Film ini mengajarkan tentang solidaritas dan bagaimana mengatakan cukup untuk sesuatu yang semestinya cukup. Saking menantangnya, walaupun fobia darah, alur film ini memaksa saya bertahan menonton sampai akhir. Solidaritas! Bagaimana menghidupkam solidaritas di ambang maut. 'Makan atau dimakan' kata Trimagasi.
Para tahanan yang berada di lantai atas akan memiliki peluang untuk menikmati banyak jenis makanan. Semakin kebawah semakin sedikit sisa makanannya,bahkan kosong untuk sampai pada tingkat terendah. Maka makan dan memakan menjadi persoalan baru untuk lantai paling rendah. Ada di lantai paling atas, memberikan kesempatan yang besar untuk para penghuniya memakan semua makanan yang dihidangkan. Tidak peduli apakah mereka yang ada di lantai bawah akan mendapat porsi makan.
Gambaran, dari atas ke bawah, mungkin bisa di tempatkan dalam kacamata sistem kapitalisme, yang mana yang di atas menguasai yang di bawah. Yang bermodal menguasai yang miskin dan papa.
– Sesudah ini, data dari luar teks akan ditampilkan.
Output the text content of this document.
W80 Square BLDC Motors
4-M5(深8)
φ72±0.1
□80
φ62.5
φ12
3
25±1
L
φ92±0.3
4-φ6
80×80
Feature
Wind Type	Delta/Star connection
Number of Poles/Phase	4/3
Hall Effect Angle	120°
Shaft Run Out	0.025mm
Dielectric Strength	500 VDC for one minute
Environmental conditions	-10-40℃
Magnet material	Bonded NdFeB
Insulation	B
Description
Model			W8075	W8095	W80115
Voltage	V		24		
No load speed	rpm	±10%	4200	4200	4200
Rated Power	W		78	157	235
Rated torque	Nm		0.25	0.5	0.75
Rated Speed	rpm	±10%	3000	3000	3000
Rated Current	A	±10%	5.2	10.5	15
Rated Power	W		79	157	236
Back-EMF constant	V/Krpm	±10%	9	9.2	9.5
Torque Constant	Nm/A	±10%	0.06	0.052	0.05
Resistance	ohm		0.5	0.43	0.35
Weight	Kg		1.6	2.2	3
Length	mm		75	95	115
Borjuis menguasai proletar.
Menurut komentar teman kosan saya inilah fenomena kehidupan yang sebenarnya ingin disiratkan The Platform. Kesenjangan dalam masyarakat sosial ternyata tidak semata ada antara yang miskin dan kaya, tetapi juga antara yang memiliki akses dekat dengan sumber daya.
Distribusi sumber daya (dalam film digambarkan dengan makanan) seharusnya dilaksankan dengan baik, tetapi cendrung kebablas.
Praktek sistem politik juga merupakan sisi lain yang disoroti film ini, sebagaimana pemimpin yang berjiwa sosialis terjatuh atau cendrung tirani. Goreng dan Baharat (representasi sosialis) berjuang untuk membagi makanan secara adil agar bisa sampai pada sel 250.
Dalam proses pendistribusian tersebut kekerasan terjadi. Bagi saya ini adalah gambaran kehidupan saat ini. Penguasa atau kaum sosialis cendrung terjerumus dalam praktek kekerasan, 'solidaritas kotor' kadang terjadi dalam praksis hidup manusia.